Voor de buitenwacht is hij 'de man achter Tom Dumoulin', maar die kwalificatie vindt Adriaan Helmantel te kort door de bocht. De geboren Groninger stapt na zes jaar Team Sunweb bij de ploeg op en wordt de nieuwe talentcoach voor de U23-categorie en bondscoach van de duurrenners op de baan. ''Uiteindelijk ben je zelf je belangrijkste leermeester.''
"Al op jonge leeftijd was ik gefascineerd door de racefiets. Een neef en nicht van mij hadden er eentje staan. Toen ik groot genoeg was, mocht ik er weleens eventjes op fietsen en vanaf het allereerste moment gaf mij dat een magisch gevoel. Toen ik een jaar of dertien was, heb ik zelf een racefiets gekocht en ben ik ook ritjes gaan maken. Ik was het wel gewend om te fietsen, want ik moest altijd zo’n zeventien kilometer naar school en weer zeventien kilometer terugfietsen.

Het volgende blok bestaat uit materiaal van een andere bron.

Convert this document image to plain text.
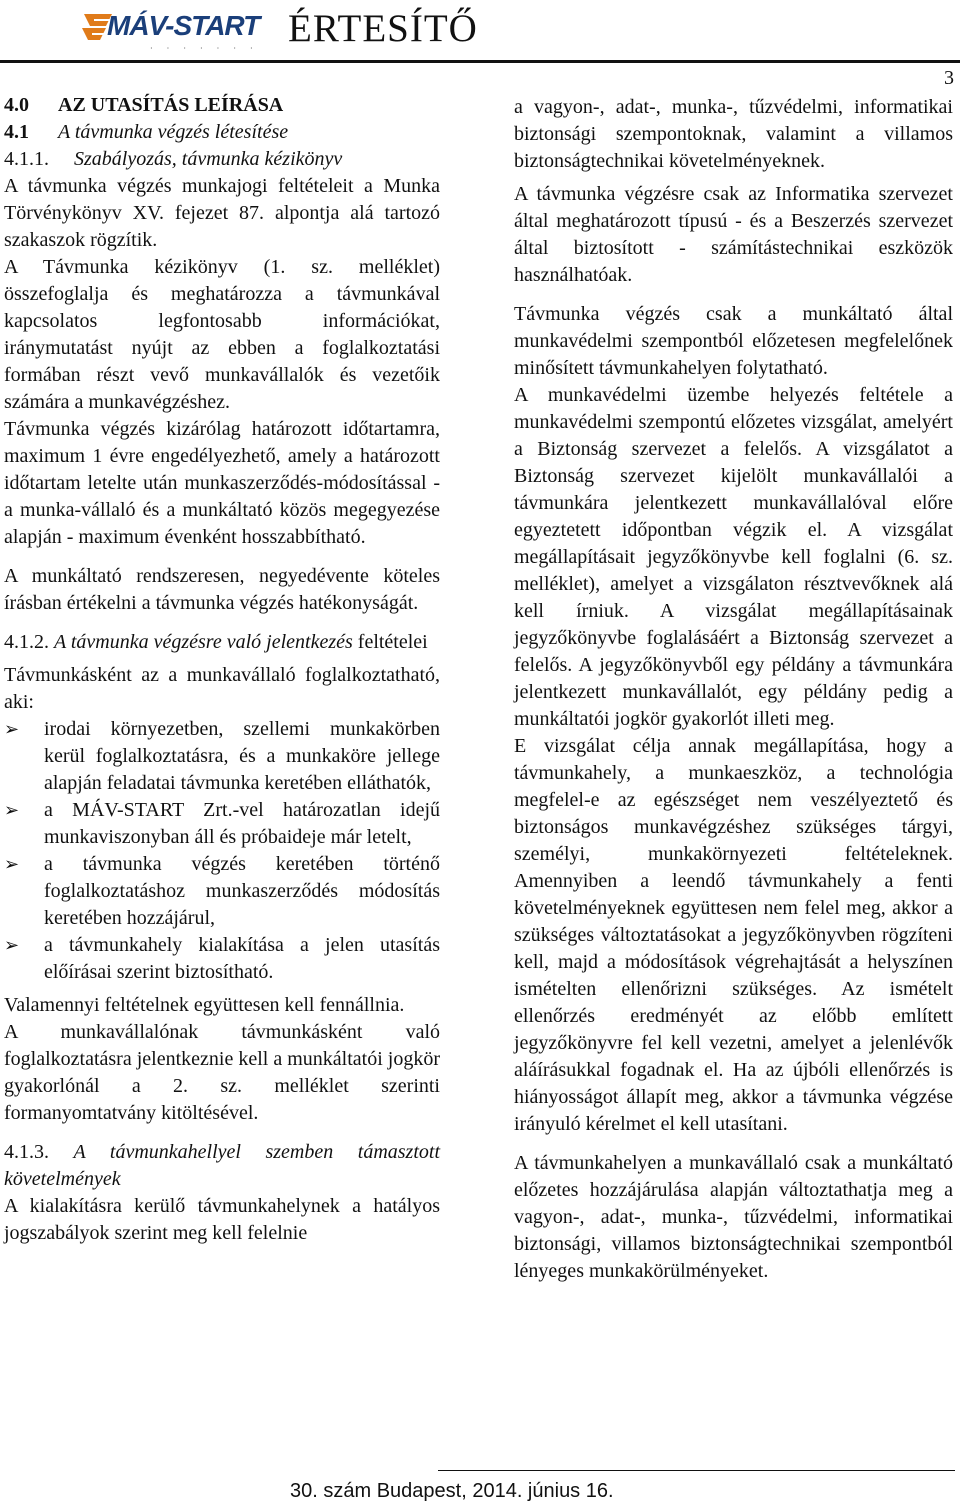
MÁV-START
· · · · · · · ÉRTESÍTŐ
3

4.0 AZ UTASÍTÁS LEÍRÁSA

4.1 A távmunka végzés létesítése

4.1.1. Szabályozás, távmunka kézikönyv

A távmunka végzés munkajogi feltételeit a Munka Törvénykönyv XV. fejezet 87. alpontja alá tartozó szakaszok rögzítik.

A Távmunka kézikönyv (1. sz. melléklet) összefoglalja és meghatározza a távmunkával kapcsolatos legfontosabb információkat, iránymutatást nyújt az ebben a foglalkoztatási formában részt vevő munkavállalók és vezetőik számára a munkavégzéshez.

Távmunka végzés kizárólag határozott időtartamra, maximum 1 évre engedélyezhető, amely a határozott időtartam letelte után munkaszerződés-módosítással - a munka-vállaló és a munkáltató közös megegyezése alapján - maximum évenként hosszabbítható.

A munkáltató rendszeresen, negyedévente köteles írásban értékelni a távmunka végzés hatékonyságát.

4.1.2. A távmunka végzésre való jelentkezés feltételei

Távmunkásként az a munkavállaló foglalkoztatható, aki:

➢ irodai környezetben, szellemi munkakörben kerül foglalkoztatásra, és a munkaköre jellege alapján feladatai távmunka keretében elláthatók,
➢ a MÁV-START Zrt.-vel határozatlan idejű munkaviszonyban áll és próbaideje már letelt,
➢ a távmunka végzés keretében történő foglalkoztatáshoz munkaszerződés módosítás keretében hozzájárul,
➢ a távmunkahely kialakítása a jelen utasítás előírásai szerint biztosítható.

Valamennyi feltételnek együttesen kell fennállnia.

A munkavállalónak távmunkásként való foglalkoztatásra jelentkeznie kell a munkáltatói jogkör gyakorlónál a 2. sz. melléklet szerinti formanyomtatvány kitöltésével.

4.1.3. A távmunkahellyel szemben támasztott követelmények

A kialakításra kerülő távmunkahelynek a hatályos jogszabályok szerint meg kell felelnie

a vagyon-, adat-, munka-, tűzvédelmi, informatikai biztonsági szempontoknak, valamint a villamos biztonságtechnikai követelményeknek.

A távmunka végzésre csak az Informatika szervezet által meghatározott típusú - és a Beszerzés szervezet által biztosított - számítástechnikai eszközök használhatóak.

Távmunka végzés csak a munkáltató által munkavédelmi szempontból előzetesen megfelelőnek minősített távmunkahelyen folytatható.

A munkavédelmi üzembe helyezés feltétele a munkavédelmi szempontú előzetes vizsgálat, amelyért a Biztonság szervezet a felelős. A vizsgálatot a Biztonság szervezet kijelölt munkavállalói a távmunkára jelentkezett munkavállalóval előre egyeztetett időpontban végzik el. A vizsgálat megállapításait jegyzőkönyvbe kell foglalni (6. sz. melléklet), amelyet a vizsgálaton résztvevőknek alá kell írniuk. A vizsgálat megállapításainak jegyzőkönyvbe foglalásáért a Biztonság szervezet a felelős. A jegyzőkönyvből egy példány a távmunkára jelentkezett munkavállalót, egy példány pedig a munkáltatói jogkör gyakorlót illeti meg.

E vizsgálat célja annak megállapítása, hogy a távmunkahely, a munkaeszköz, a technológia megfelel-e az egészséget nem veszélyeztető és biztonságos munkavégzéshez szükséges tárgyi, személyi, munkakörnyezeti feltételeknek. Amennyiben a leendő távmunkahely a fenti követelményeknek együttesen nem felel meg, akkor a szükséges változtatásokat a jegyzőkönyvben rögzíteni kell, majd a módosítások végrehajtását a helyszínen ismételten ellenőrizni szükséges. Az ismételt ellenőrzés eredményét az előbb említett jegyzőkönyvre fel kell vezetni, amelyet a jelenlévők aláírásukkal fogadnak el. Ha az újbóli ellenőrzés is hiányosságot állapít meg, akkor a távmunka végzése irányuló kérelmet el kell utasítani.

A távmunkahelyen a munkavállaló csak a munkáltató előzetes hozzájárulása alapján változtathatja meg a vagyon-, adat-, munka-, tűzvédelmi, informatikai biztonsági, villamos biztonságtechnikai szempontból lényeges munkakörülményeket.

30. szám Budapest, 2014. június 16.
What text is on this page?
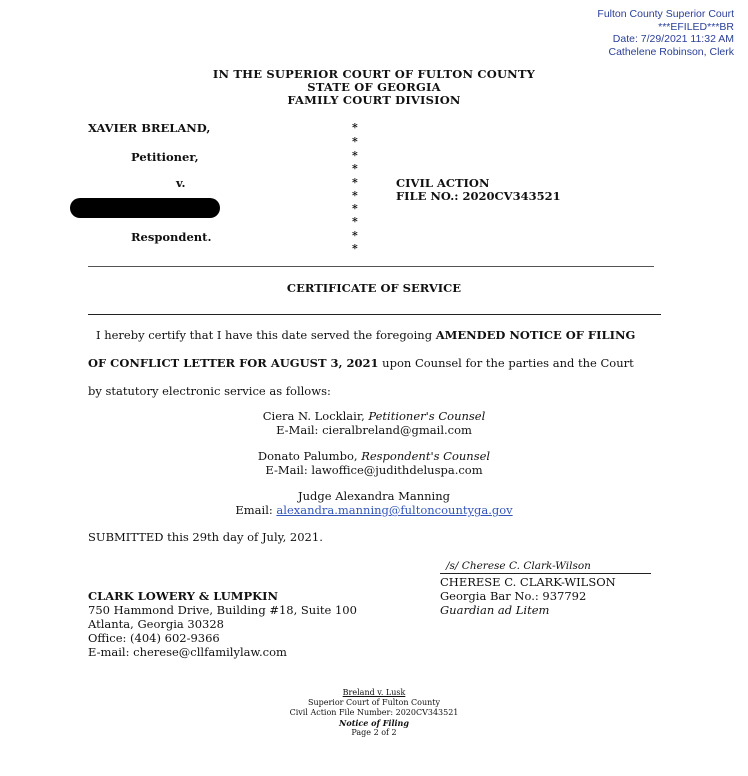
Fulton County Superior Court
***EFILED***BR
Date: 7/29/2021 11:32 AM
Cathelene Robinson, Clerk
IN THE SUPERIOR COURT OF FULTON COUNTY
STATE OF GEORGIA
FAMILY COURT DIVISION
XAVIER BRELAND,
Petitioner,
v.
Respondent.
*
*
*
*
*
*
*
*
*
*
CIVIL ACTION
FILE NO.: 2020CV343521
CERTIFICATE OF SERVICE
I hereby certify that I have this date served the foregoing AMENDED NOTICE OF FILING
OF CONFLICT LETTER FOR AUGUST 3, 2021 upon Counsel for the parties and the Court
by statutory electronic service as follows:
Ciera N. Locklair, Petitioner's Counsel
E-Mail: cieralbreland@gmail.com
Donato Palumbo, Respondent's Counsel
E-Mail: lawoffice@judithdeluspa.com
Judge Alexandra Manning
Email: alexandra.manning@fultoncountyga.gov
SUBMITTED this 29th day of July, 2021.
/s/ Cherese C. Clark-Wilson
CHERESE C. CLARK-WILSON
Georgia Bar No.: 937792
Guardian ad Litem
CLARK LOWERY & LUMPKIN
750 Hammond Drive, Building #18, Suite 100
Atlanta, Georgia 30328
Office: (404) 602-9366
E-mail: cherese@cllfamilylaw.com
Breland v. Lusk
Superior Court of Fulton County
Civil Action File Number: 2020CV343521
Notice of Filing
Page 2 of 2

Ik merkte wel dat ik als kind meer gedreven was dan mijn meeste leeftijdsgenootjes. Het sportieve aspect, hoewel ik niet per se uit een sportfamilie kon, zat er bij mij altijd al wel in. Zo voetbalde ik bij een dorpsclubje, maar er was slechts een team en niet iedereen was even serieus. Op een gegeven moment dacht ik dat ik maar moest verkassen naar een vereniging waar ze wel een selectie hebben en je een basisplaats moest veroveren. Maar toen begon het wielrennen heel erg te kriebelen.

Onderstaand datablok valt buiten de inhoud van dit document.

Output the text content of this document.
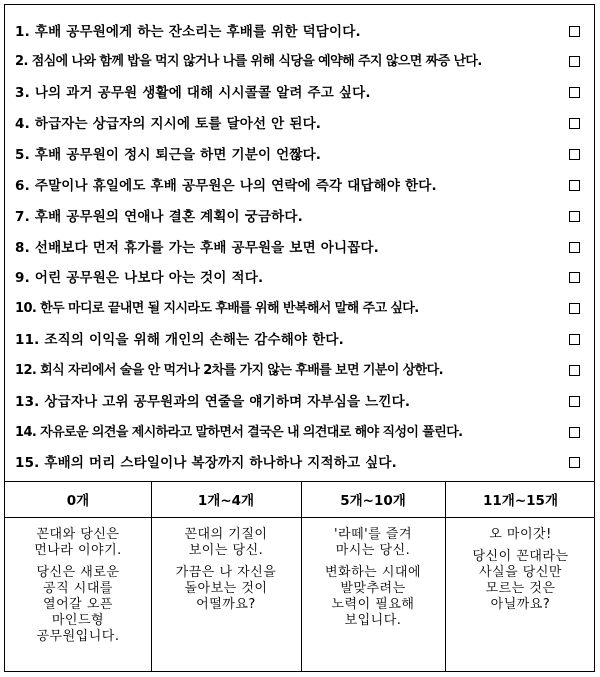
1. 후배 공무원에게 하는 잔소리는 후배를 위한 덕담이다.
2. 점심에 나와 함께 밥을 먹지 않거나 나를 위해 식당을 예약해 주지 않으면 짜증 난다.
3. 나의 과거 공무원 생활에 대해 시시콜콜 알려 주고 싶다.
4. 하급자는 상급자의 지시에 토를 달아선 안 된다.
5. 후배 공무원이 정시 퇴근을 하면 기분이 언짢다.
6. 주말이나 휴일에도 후배 공무원은 나의 연락에 즉각 대답해야 한다.
7. 후배 공무원의 연애나 결혼 계획이 궁금하다.
8. 선배보다 먼저 휴가를 가는 후배 공무원을 보면 아니꼽다.
9. 어린 공무원은 나보다 아는 것이 적다.
10. 한두 마디로 끝내면 될 지시라도 후배를 위해 반복해서 말해 주고 싶다.
11. 조직의 이익을 위해 개인의 손해는 감수해야 한다.
12. 회식 자리에서 술을 안 먹거나 2차를 가지 않는 후배를 보면 기분이 상한다.
13. 상급자나 고위 공무원과의 연줄을 얘기하며 자부심을 느낀다.
14. 자유로운 의견을 제시하라고 말하면서 결국은 내 의견대로 해야 직성이 풀린다.
15. 후배의 머리 스타일이나 복장까지 하나하나 지적하고 싶다.
0개

꼰대와 당신은
먼나라 이야기.

당신은 새로운
공직 시대를
열어갈 오픈
마인드형
공무원입니다.

1개~4개

꼰대의 기질이
보이는 당신.

가끔은 나 자신을
돌아보는 것이
어떨까요?

5개~10개

'라떼'를 즐겨
마시는 당신.

변화하는 시대에
발맞추려는
노력이 필요해
보입니다.

11개~15개

오 마이갓!

당신이 꼰대라는
사실을 당신만
모르는 것은
아닐까요?
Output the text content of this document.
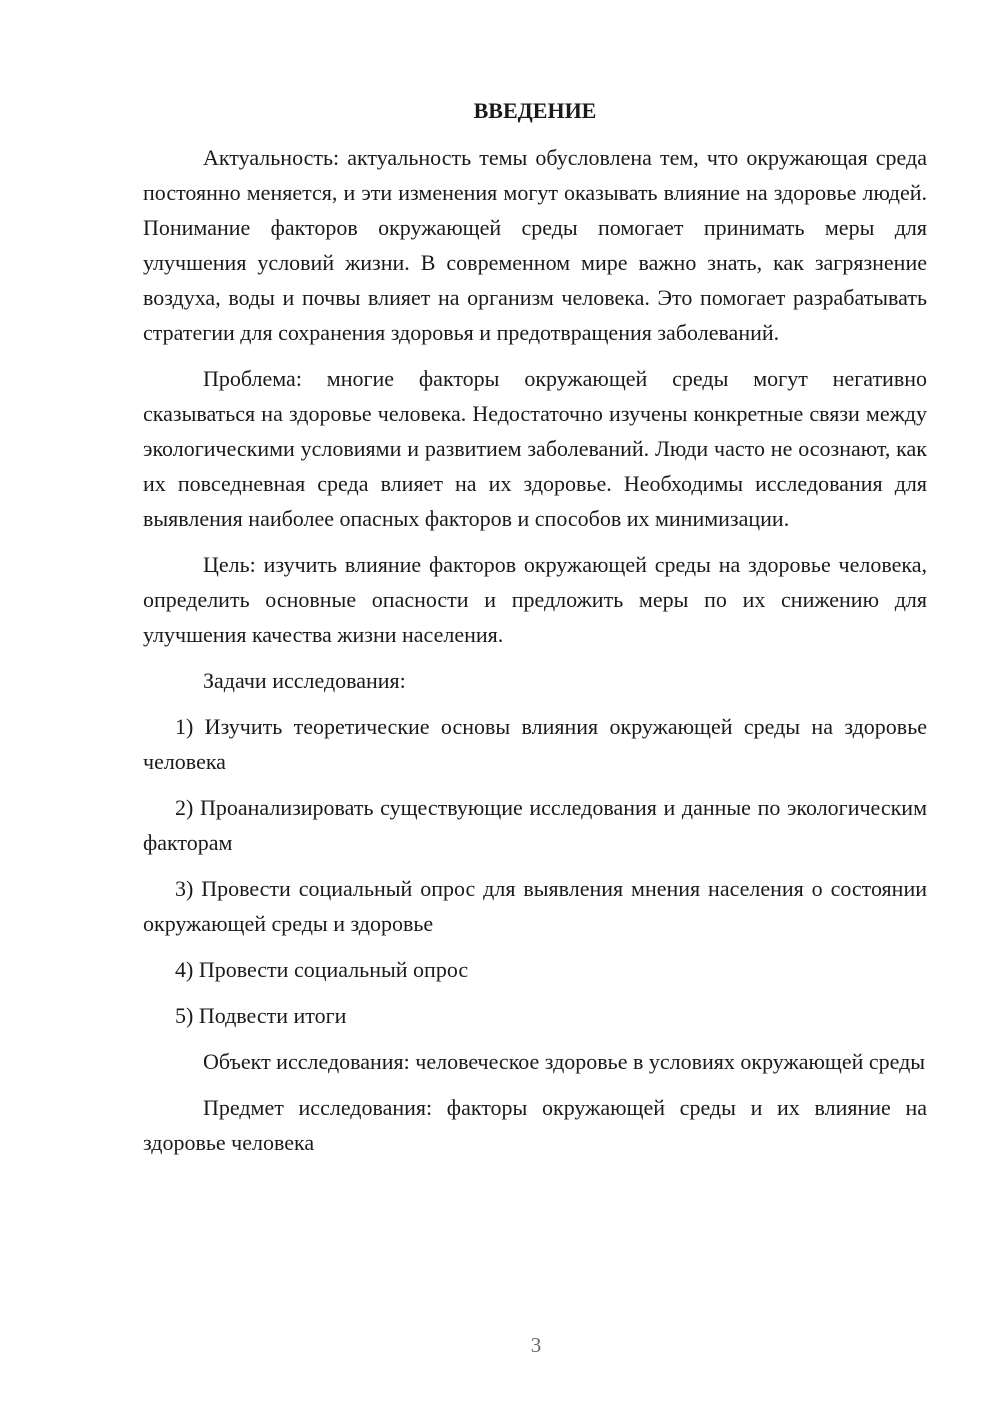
ВВЕДЕНИЕ

Актуальность: актуальность темы обусловлена тем, что окружающая среда постоянно меняется, и эти изменения могут оказывать влияние на здоровье людей. Понимание факторов окружающей среды помогает принимать меры для улучшения условий жизни. В современном мире важно знать, как загрязнение воздуха, воды и почвы влияет на организм человека. Это помогает разрабатывать стратегии для сохранения здоровья и предотвращения заболеваний.

Проблема: многие факторы окружающей среды могут негативно сказываться на здоровье человека. Недостаточно изучены конкретные связи между экологическими условиями и развитием заболеваний. Люди часто не осознают, как их повседневная среда влияет на их здоровье. Необходимы исследования для выявления наиболее опасных факторов и способов их минимизации.

Цель: изучить влияние факторов окружающей среды на здоровье человека, определить основные опасности и предложить меры по их снижению для улучшения качества жизни населения.

Задачи исследования:

1) Изучить теоретические основы влияния окружающей среды на здоровье человека

2) Проанализировать существующие исследования и данные по экологическим факторам

3) Провести социальный опрос для выявления мнения населения о состоянии окружающей среды и здоровье

4) Провести социальный опрос

5) Подвести итоги

Объект исследования: человеческое здоровье в условиях окружающей среды

Предмет исследования: факторы окружающей среды и их влияние на здоровье человека

3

Ik ben opgegroeid met Miguel Indurain en zijn Tour zeges. Er was altijd veel kritiek op de Spanjaard, want hij zou een erg saai imago hebben. Maar ik vond zijn manier van koersen zo fascinerend en dan vijfmaal achter elkaar de Tour winnen. Als ik met mijn vriendjes op de fiets een rondje om het dorp fietsen, wilde ik altijd Indurain zijn. Zij wilden altijd Claudio Chiappucci of Gianni Bugno zijn, dus ik had ook weinig concurrentie.
Verlengstuk
Mijn wielercarrière startte als nieuweling en groeide ik door tot belofte bij de Noordelijke Wieler Vereniging Groningen. In die tijd was ik een redelijke coureur, maar niet heel goed. Het begon wel steeds beter te worden. Daarna vervolgde ik mijn loopbaan in 2004 bij de ploeg van Rijk Vink, Apac, wat later Jo Piels werd. Zes jaar lang voor die ploeg gereden, veel van de wereld gezien en gekoerst in bijvoorbeeld China met de Tour of Qinghai Lake en Australië met de Herald Sun Tour. Echt een schitterende tijd, maar ik heb in al die jaren nooit het gevoel gehad dat de stap naar de profs heel realistisch was.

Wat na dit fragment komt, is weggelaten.